Despite better-than-expected first-quarter results, which Intel attributed partly to customers stockpiling chips ahead of tariffs, the company’s revenue and profit guidance for the upcoming quarter fell below expectations. This led to a more than 5% drop in Intel’s stock during extended trading.
The company’s forecast for the current quarter is between $11.2 billion and $12.4 billion, a range Zinsner described as “wider than normal” due to the uncertainty surrounding tariffs.
Intel’s outlook highlights the sensitivity of manufacturers to trade restrictions, even for companies that are committed to U.S. production.
While Intel manufactures some advanced processors domestically, it also collaborates with Taiwan Semiconductor Manufacturing Company (TSMC) and Samsung in Korea for chip manufacturing and imports equipment from ASML in Europe. Additionally, the company depends on parts and materials from China.
The tariff environment has made it difficult for Intel to predict its performance, with Zinsner adding that the company is now expecting a potential shrinking of the total chip market, particularly if consumers stop purchasing new computers. “The biggest risk we see is the impact of a potential pullback in investment and spending, as businesses and consumers react to higher costs and the uncertain economic backdrop,” Zinsner explained.
Although Intel has production facilities around the world that could help mitigate some of the tariff impacts, Zinsner noted that the company will still face rising costs.

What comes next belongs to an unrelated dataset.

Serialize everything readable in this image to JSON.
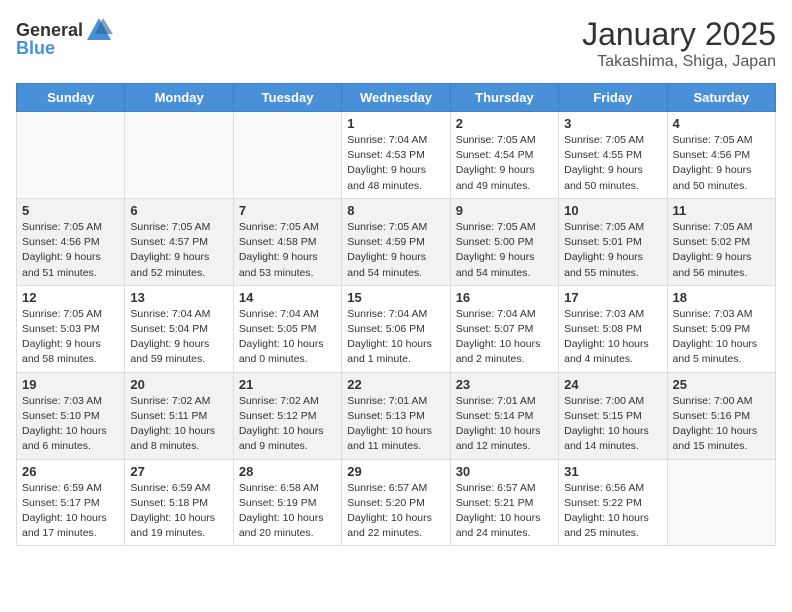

One potential outcome could be that consumers opt for computers and laptops based on older-generation chips, which are more affordable. “The macroeconomic concerns and tariffs have everybody kind of hedging their bets in what they need to have from an inventory perspective,” added Michelle Johnston Holthaus, CEO of Intel Products.
Intel is also grappling with U.S. government efforts to require licenses for shipping advanced chips for artificial intelligence to countries like China. This adds another layer of complexity to its operations.
Thursday’s earnings report was the first under Intel’s new CEO, Lip-Bu Tan, who took the helm last month. Tan indicated plans to reduce the company’s operational and capital expenses to improve efficiency.